Evsizler merkezinde oldukça sarsıcı anlar yaşadım ama doruk noktada etkilendiğim söz Adıyamanlı Abuzer Mir'den geldi. Dedi ki; "Savaş Bey. Herkes birbirine hayatını anlatıyor burada. Yani bir bakıma masal anlatıyor. Tabii ki herkesin bir hikâyesi, masalı var. Nedense kimse şiir gibi bir hatırasından bahsetmiyor." Bu sözler bir de şaşırtıyor ki beni. Özdemir Asaf'ın bir şiiri neredeyse aynı sözcüklerle dizelenir de ondan. Soruyorum:
Özdemir Asaf'ı tanır mısın?
Gözlerini çaresiz bakışlara bezeyip masumca o soruyor bu defa:
- Bilemedim Savaş Bey, o da mı evsiz, burada aramızda mı bilemedim.
Gülümseyerek konuyu değiştiriyorum: "Şiir gibi anı varsa anlat o zaman" diyorum.
- Tamam anlatırım. Tek ricam beni basmayacaksın gazeteye. Bak şurada ayakları kesik arkadaş var. O istiyordu, onun resmi çıksın, seninle yan yana durup çektirdiler onlar çıksın ben çıkmayayım.
FOTOĞRAF YOK, SÖZ...
Peki söz. Seni yazacağım ama fotoğrafın olmayacak.
- Bak dinle o zaman Savaş Bey. Ben Adıyaman'da bir ilk mektepte hademeydim. Sobayı yakmak, kömürlüğü boşaltıp, temiz tutmak, sınıfları düzenlemek daha bilirsin işte hademe ne yaparsa. Kendim okuyamamışım ya, orada ders gören çocukları kendi evladım gibi sevip, teşvik ederdim hep. Öğretmenlere de hürmetim sonsuzdu. Onlar da severdi beni. Lojmanlarında ya da evlerinde tesisat, boya, bahçe işlerine bile koşardım kuruş almadan. Bir genç öğretmen tayin oldu İzmir'den. Güzel, dürüst, hanım kızdı. Gönlüm ona düştü. İlk zaman o da gülerdi, konuşurdu benimle. Nasıl olduysa ben çok aşık olmuşum ona. Birgün okulun önüne bir araba geldi. Genç yakışıklı bir astsubay indi arabadan. Nişanlısıymış meğer. Öyle yakışıyorlardı birbirlerine. Gözlerinin içi gülüyordu ikisinin de. Ben utandım kendimden.
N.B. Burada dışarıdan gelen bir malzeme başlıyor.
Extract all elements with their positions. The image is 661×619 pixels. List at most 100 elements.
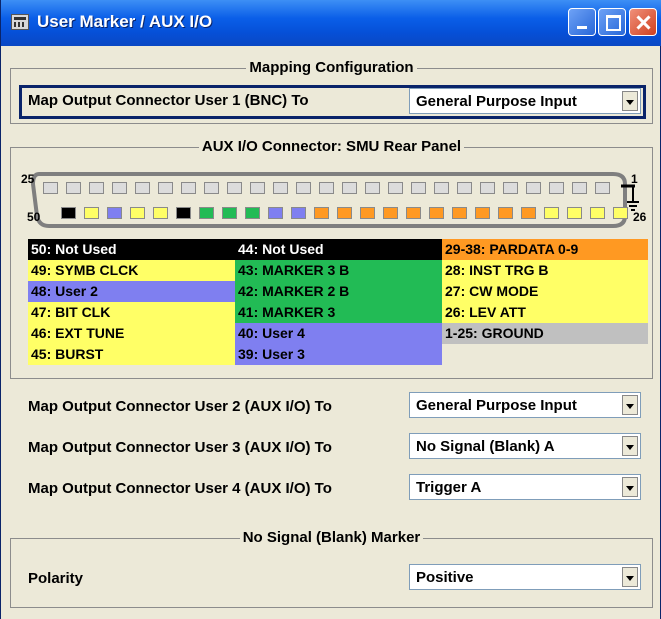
dropdown-arrow-icon[interactable]	[622, 395, 638, 415]
connector-pin-bottom	[245, 207, 260, 219]
blank-group-title: No Signal (Blank) Marker	[239, 529, 424, 546]
connector-pin-bottom	[475, 207, 490, 219]
connector-pin-top	[526, 182, 541, 194]
connector-pin-top	[66, 182, 81, 194]
connector-pin-top	[503, 182, 518, 194]
connector-pin-top	[135, 182, 150, 194]
legend-item: 46: EXT TUNE	[28, 323, 235, 344]
connector-pin-top	[89, 182, 104, 194]
output-user3-label: Map Output Connector User 3 (AUX I/O) To	[28, 439, 332, 456]
connector-pin-top	[595, 182, 610, 194]
connector-pin-bottom	[498, 207, 513, 219]
window-title: User Marker / AUX I/O	[37, 12, 213, 31]
connector-pin-top	[158, 182, 173, 194]
output-user2-dropdown[interactable]: General Purpose Input	[409, 392, 641, 418]
connector-pin-top	[434, 182, 449, 194]
connector-pin-bottom	[337, 207, 352, 219]
connector-pin-bottom	[84, 207, 99, 219]
dropdown-arrow-icon[interactable]	[622, 567, 638, 587]
connector-pin-top	[204, 182, 219, 194]
legend-item: 43: MARKER 3 B	[235, 260, 442, 281]
connector-pin-top	[457, 182, 472, 194]
connector-pin-bottom	[222, 207, 237, 219]
pin-label-26: 26	[633, 210, 647, 224]
legend-item: 44: Not Used	[235, 239, 442, 260]
connector-pin-top	[250, 182, 265, 194]
aux-group-title: AUX I/O Connector: SMU Rear Panel	[198, 138, 465, 155]
connector-pin-bottom	[544, 207, 559, 219]
connector-pin-top	[342, 182, 357, 194]
connector-pin-bottom	[130, 207, 145, 219]
legend-item: 49: SYMB CLCK	[28, 260, 235, 281]
title-bar[interactable]: User Marker / AUX I/O	[1, 0, 661, 46]
connector-pin-top	[43, 182, 58, 194]
connector-pin-top	[112, 182, 127, 194]
connector-pin-bottom	[268, 207, 283, 219]
legend-item: 48: User 2	[28, 281, 235, 302]
app-icon	[11, 14, 29, 30]
connector-pin-bottom	[452, 207, 467, 219]
dialog-window: User Marker / AUX I/O Mapping Configurat…	[0, 0, 661, 619]
output-user2-label: Map Output Connector User 2 (AUX I/O) To	[28, 398, 332, 415]
connector-pin-bottom	[199, 207, 214, 219]
connector-pin-bottom	[613, 207, 628, 219]
output-user4-label: Map Output Connector User 4 (AUX I/O) To	[28, 480, 332, 497]
connector-pin-top	[227, 182, 242, 194]
close-icon[interactable]	[629, 8, 657, 36]
connector-pin-bottom	[429, 207, 444, 219]
polarity-dropdown[interactable]: Positive	[409, 564, 641, 590]
connector-pin-top	[572, 182, 587, 194]
connector-pin-top	[319, 182, 334, 194]
output-user3-dropdown[interactable]: No Signal (Blank) A	[409, 433, 641, 459]
connector-outline	[30, 172, 639, 228]
connector-pin-bottom	[153, 207, 168, 219]
aux-connector-diagram: 25 1 50 26	[21, 172, 646, 228]
connector-pin-top	[273, 182, 288, 194]
connector-pin-top	[411, 182, 426, 194]
output-user3-value: No Signal (Blank) A	[416, 438, 555, 455]
output-user4-value: Trigger A	[416, 479, 482, 496]
legend-item: 27: CW MODE	[442, 281, 648, 302]
legend-item: 1-25: GROUND	[442, 323, 648, 344]
connector-pin-top	[181, 182, 196, 194]
connector-pin-top	[296, 182, 311, 194]
user1-dropdown[interactable]: General Purpose Input	[409, 88, 641, 114]
connector-pin-top	[480, 182, 495, 194]
connector-pin-top	[549, 182, 564, 194]
legend-item: 28: INST TRG B	[442, 260, 648, 281]
connector-pin-top	[365, 182, 380, 194]
connector-pin-bottom	[314, 207, 329, 219]
dropdown-arrow-icon[interactable]	[622, 477, 638, 497]
legend-item: 41: MARKER 3	[235, 302, 442, 323]
legend-item: 45: BURST	[28, 344, 235, 365]
connector-pin-bottom	[291, 207, 306, 219]
legend-item: 39: User 3	[235, 344, 442, 365]
mapping-group-title: Mapping Configuration	[246, 59, 417, 76]
legend-item: 50: Not Used	[28, 239, 235, 260]
legend-item: 42: MARKER 2 B	[235, 281, 442, 302]
connector-pin-bottom	[61, 207, 76, 219]
output-user4-dropdown[interactable]: Trigger A	[409, 474, 641, 500]
output-user2-value: General Purpose Input	[416, 397, 577, 414]
maximize-icon[interactable]	[598, 8, 626, 36]
legend-item: 47: BIT CLK	[28, 302, 235, 323]
connector-pin-bottom	[107, 207, 122, 219]
pin-label-1: 1	[631, 172, 638, 186]
legend-item: 29-38: PARDATA 0-9	[442, 239, 648, 260]
pin-label-50: 50	[27, 210, 41, 224]
legend-item: 26: LEV ATT	[442, 302, 648, 323]
connector-pin-bottom	[590, 207, 605, 219]
dropdown-arrow-icon[interactable]	[622, 91, 638, 111]
connector-pin-bottom	[360, 207, 375, 219]
connector-pin-bottom	[176, 207, 191, 219]
minimize-icon[interactable]	[568, 8, 596, 36]
dropdown-arrow-icon[interactable]	[622, 436, 638, 456]
connector-pin-bottom	[406, 207, 421, 219]
connector-pin-bottom	[521, 207, 536, 219]
connector-pin-top	[388, 182, 403, 194]
connector-pin-bottom	[383, 207, 398, 219]
polarity-value: Positive	[416, 569, 474, 586]
connector-pin-bottom	[567, 207, 582, 219]
polarity-label: Polarity	[28, 570, 84, 587]
user1-label: Map Output Connector User 1 (BNC) To	[28, 92, 309, 109]
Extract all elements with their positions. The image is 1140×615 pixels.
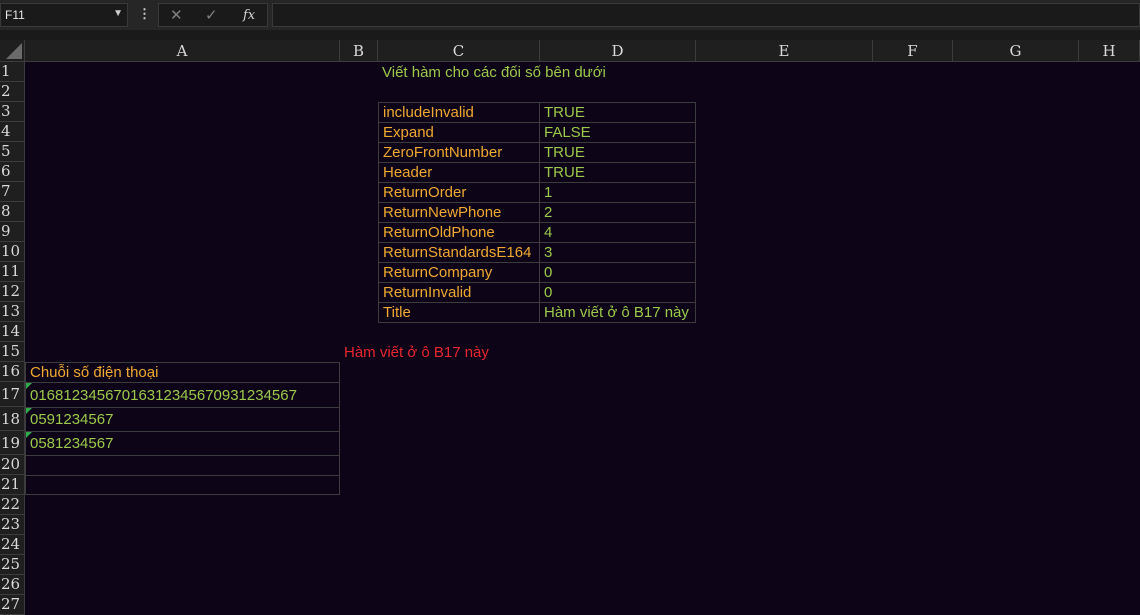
phone-value-text: 01681234567016312345670931234567 <box>30 387 297 404</box>
row-header[interactable]: 16 <box>0 362 25 382</box>
param-name-cell[interactable]: Expand <box>378 122 540 143</box>
param-name-cell[interactable]: ReturnInvalid <box>378 282 540 303</box>
phone-value-cell[interactable]: 0591234567 <box>25 407 340 432</box>
param-value-cell[interactable]: 2 <box>539 202 696 223</box>
param-value-cell[interactable]: TRUE <box>539 102 696 123</box>
phone-value-cell[interactable] <box>25 455 340 476</box>
enter-icon[interactable]: ✓ <box>205 6 218 24</box>
error-indicator-icon <box>26 383 32 389</box>
param-value-cell[interactable]: Hàm viết ở ô B17 này <box>539 302 696 323</box>
param-name-cell[interactable]: ReturnStandardsE164 <box>378 242 540 263</box>
row-header[interactable]: 13 <box>0 302 25 322</box>
phone-value-cell[interactable]: 0581234567 <box>25 431 340 456</box>
param-name-cell[interactable]: ReturnOrder <box>378 182 540 203</box>
row-header[interactable]: 7 <box>0 182 25 202</box>
cancel-icon[interactable]: ✕ <box>170 6 183 24</box>
row-header[interactable]: 1 <box>0 62 25 82</box>
row-header[interactable]: 20 <box>0 455 25 475</box>
note-cell[interactable]: Hàm viết ở ô B17 này <box>340 343 489 363</box>
row-header[interactable]: 17 <box>0 382 25 407</box>
row-header[interactable]: 12 <box>0 282 25 302</box>
row-header[interactable]: 19 <box>0 431 25 455</box>
phone-value-text: 0591234567 <box>30 411 114 428</box>
param-value-cell[interactable]: 4 <box>539 222 696 243</box>
param-value-cell[interactable]: TRUE <box>539 162 696 183</box>
row-header[interactable]: 9 <box>0 222 25 242</box>
param-name-cell[interactable]: includeInvalid <box>378 102 540 123</box>
param-name-cell[interactable]: Title <box>378 302 540 323</box>
phone-value-text: 0581234567 <box>30 435 114 452</box>
row-header[interactable]: 26 <box>0 575 25 595</box>
name-box[interactable]: F11 ▼ <box>0 3 128 27</box>
row-header[interactable]: 4 <box>0 122 25 142</box>
column-header-g[interactable]: G <box>953 40 1079 62</box>
formula-bar: F11 ▼ ⋮ ✕ ✓ fx <box>0 0 1140 30</box>
formula-bar-divider <box>0 30 1140 40</box>
row-header[interactable]: 24 <box>0 535 25 555</box>
row-header[interactable]: 8 <box>0 202 25 222</box>
name-box-value: F11 <box>5 8 25 22</box>
param-name-cell[interactable]: Header <box>378 162 540 183</box>
phone-header-cell[interactable]: Chuỗi số điện thoại <box>25 362 340 383</box>
row-header[interactable]: 2 <box>0 82 25 102</box>
param-name-cell[interactable]: ZeroFrontNumber <box>378 142 540 163</box>
row-header[interactable]: 22 <box>0 495 25 515</box>
column-header-h[interactable]: H <box>1079 40 1140 62</box>
more-options-icon[interactable]: ⋮ <box>138 6 151 22</box>
insert-function-icon[interactable]: fx <box>243 8 255 23</box>
formula-input[interactable] <box>272 3 1140 27</box>
error-indicator-icon <box>26 408 32 414</box>
row-header[interactable]: 15 <box>0 342 25 362</box>
phone-value-cell[interactable]: 01681234567016312345670931234567 <box>25 382 340 408</box>
param-value-cell[interactable]: 1 <box>539 182 696 203</box>
select-all-triangle-icon <box>6 43 22 59</box>
param-name-cell[interactable]: ReturnNewPhone <box>378 202 540 223</box>
column-header-d[interactable]: D <box>540 40 696 62</box>
column-header-f[interactable]: F <box>873 40 953 62</box>
row-header[interactable]: 27 <box>0 595 25 615</box>
column-header-b[interactable]: B <box>340 40 378 62</box>
row-header[interactable]: 23 <box>0 515 25 535</box>
row-header[interactable]: 18 <box>0 407 25 431</box>
row-header[interactable]: 10 <box>0 242 25 262</box>
param-value-cell[interactable]: 0 <box>539 262 696 283</box>
column-header-e[interactable]: E <box>696 40 873 62</box>
row-header[interactable]: 5 <box>0 142 25 162</box>
row-header[interactable]: 14 <box>0 322 25 342</box>
row-header[interactable]: 11 <box>0 262 25 282</box>
heading-cell[interactable]: Viết hàm cho các đối số bên dưới <box>378 63 606 83</box>
phone-value-cell[interactable] <box>25 475 340 495</box>
param-name-cell[interactable]: ReturnOldPhone <box>378 222 540 243</box>
row-header[interactable]: 6 <box>0 162 25 182</box>
row-header[interactable]: 25 <box>0 555 25 575</box>
param-value-cell[interactable]: 0 <box>539 282 696 303</box>
row-header[interactable]: 21 <box>0 475 25 495</box>
param-value-cell[interactable]: 3 <box>539 242 696 263</box>
chevron-down-icon[interactable]: ▼ <box>113 8 123 19</box>
row-header[interactable]: 3 <box>0 102 25 122</box>
error-indicator-icon <box>26 432 32 438</box>
formula-buttons: ✕ ✓ fx <box>158 3 268 27</box>
param-value-cell[interactable]: TRUE <box>539 142 696 163</box>
param-value-cell[interactable]: FALSE <box>539 122 696 143</box>
column-header-c[interactable]: C <box>378 40 540 62</box>
column-header-a[interactable]: A <box>25 40 340 62</box>
param-name-cell[interactable]: ReturnCompany <box>378 262 540 283</box>
select-all-button[interactable] <box>0 40 25 62</box>
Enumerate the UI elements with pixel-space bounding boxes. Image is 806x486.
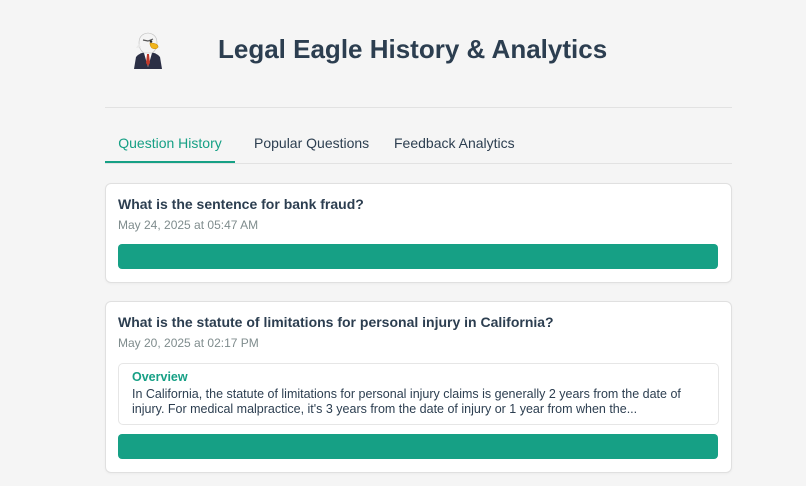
question-date: May 20, 2025 at 02:17 PM [118,336,259,350]
tab-question-history[interactable]: Question History [105,126,235,163]
answer-overview: Overview In California, the statute of l… [118,363,719,425]
view-answer-button[interactable] [118,434,718,459]
eagle-lawyer-logo-icon [134,32,162,69]
page-title: Legal Eagle History & Analytics [218,34,608,64]
question-date: May 24, 2025 at 05:47 AM [118,218,259,232]
tab-popular-questions[interactable]: Popular Questions [254,126,369,161]
tab-bar: Question History Popular Questions Feedb… [105,126,732,164]
view-answer-button[interactable] [118,244,718,269]
question-title: What is the sentence for bank fraud? [118,196,364,212]
question-title: What is the statute of limitations for p… [118,314,554,330]
question-card: What is the statute of limitations for p… [105,301,732,473]
tab-feedback-analytics[interactable]: Feedback Analytics [394,126,515,161]
question-card: What is the sentence for bank fraud? May… [105,183,732,283]
overview-heading: Overview [132,370,188,384]
header-divider [105,107,732,108]
overview-text: In California, the statute of limitation… [132,387,681,416]
page: Legal Eagle History & Analytics Question… [0,0,806,486]
app-header: Legal Eagle History & Analytics [105,22,732,78]
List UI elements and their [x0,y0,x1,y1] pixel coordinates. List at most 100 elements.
Daha o günün gecesi kimseye bir şey demeden otobüse atladığım gibi Ankara'da aldım soluğu. Sonra İstanbul, yokluk, kimsesizlik ve 12 yıldır sokaklarda süren hayat. Ama hep şiirler dinler okurum da, o öğretmen hanımla nişanlısı delikanlı gelir aklıma. Şiir gibi hayat derim kendi hayatıma. Gerisi hikâye..
Başkan Topbaş duygulandı
Duyarlı yurttaşların yoğun ilgisi oldu bu yazı dizisine. Bana ya da gazetemize ulaşan pek çok okurumuz: "Bizim de bir katkımız olabilir mi?" diyerek paylaşmak istedi evsizlerin sıkıntılarını. Hizmetin baş mimarı Kadir Topbaş Başkan'a ilettim hayli etkilendi. Dedi ki; "Bu hassasiyet bizi çok mutlu edip duygulandırıyor. Hemşerilerimizin içi rahat olsun. Gerek anakent, gerekse ilçe belediyelerimiz her türlü maddi ve lojistik sorunu öz gücüyle çözebilecek kudrette. Ama hem butür misafirhaneleri hem de mesela Darülacezemizi ziyaret edip, sohbet, dertleşme etkinlikleri yaparlarsa mutlu eder, mutlu olurlar. Biliyorsunuz, gerek 112 Acil ihbar hattına yapılan bildirimler doğrultusunda zabıta ve polis ekipleri tarafından bulundukları yerlerden alınan evsiz vatandaşlar Sarıyer Metin Oktay Tesisleri'ne getiriliyor. Sağlık kontrolünden geçirildikten sonra banyo, elbise, yemek ihtiyaçları karşılanıyor. Buradaki yurttaşlar kendi istekleriyle barınma noktalarından ayrılabiliyor. Büyükşehir son 1.5 ay içinde bu türden 3 bin 500 kişiye ev sahipliği etti. Sevindik."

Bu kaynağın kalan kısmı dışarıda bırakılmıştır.